HTTP方法是很简单但效率不是很高。使用智能协议是传送数据的更常用的方法。这些协议在远端都有Git智能型进程在服务,它可以读出本地数据并计算出客户端所需要的合适的数据给它,这有两类传输数据的进程:一对用于上传数据和一对用于下载。此处只对下载展开描述:

当下载数据时,fetch-pack和upload-pack进程就起作用了。客户端启动fetch-pack进程,连接至远端的upload-pack进程,以协商后续数据传输过程。在远端仓库有不同的方式启动upload-pack进程。你可以使用与receive-pack(接收推送到存储库中的内容时所启用的进程)相同的透过SSH管道的方式,也可以通过Git后台来启动这个进程,它默认监听在9418号端口上。这里fetch-pack进程在连接后像这样向后发送数据:

fgit-upload-pack schacon/simplegit-progit.git\0host=myserver.com\0

它也是以4字节指定后续字节长度的方式开始,然后是要运行的命令,和一个空字节,然后是服务端的主机名,再跟随一个最后的空字节。Git后台进程会检查这个命令是否可以运行,以及那个仓库是否存在,以及是否具有公开权限。如果所有检查都通过了,它会启动这个upload-pack进程并将客户端的请求移交给它。

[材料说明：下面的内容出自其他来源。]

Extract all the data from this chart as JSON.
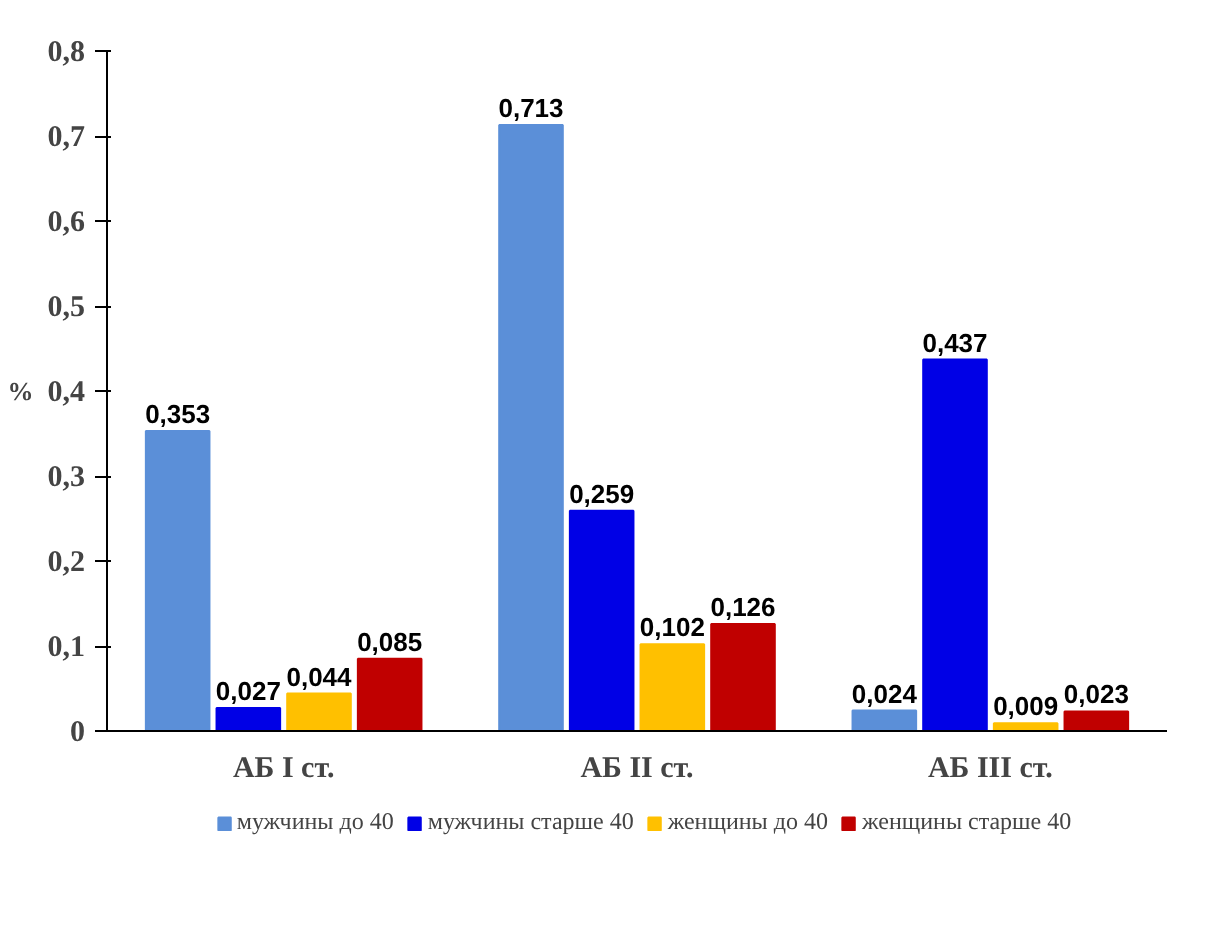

如果你透过SSH使用获取功能,fetch-pack会像这样运行: 

ssh -x [email protected] "git-upload-pack 'schacon/simplegit-progit.git'"

0×02 gitlab数据库结构了解

docker镜像使用的是postgresql数据库,一共有236张数据表,我们知道gitlab采用了ueba的用户权限管理模型,因此想要获得用户、项目、项目组、key之间的关系,我们首先要关心这几张表:

identities存储ldap的信息,其中extern_uid存储ldap的部门等信息 :

Column Type id integer extern_uid character varying provider character varying user_id integer created_at timestamp without time zone updated_at timestamp without time zone secondary_extern_uid character varying saml_provider_id integer

keys存储key,以及与user_id的对应关系:

Column Type id integer user_id integer created_at timestamp without time zone updated_at timestamp without time zone key text title character varying type character varying fingerprint character varying public boolean last_used_at timestamp without time zone

namespaces存储用户及项目组的路径,主要用于获取项目组(type=’Group’)的信息(description)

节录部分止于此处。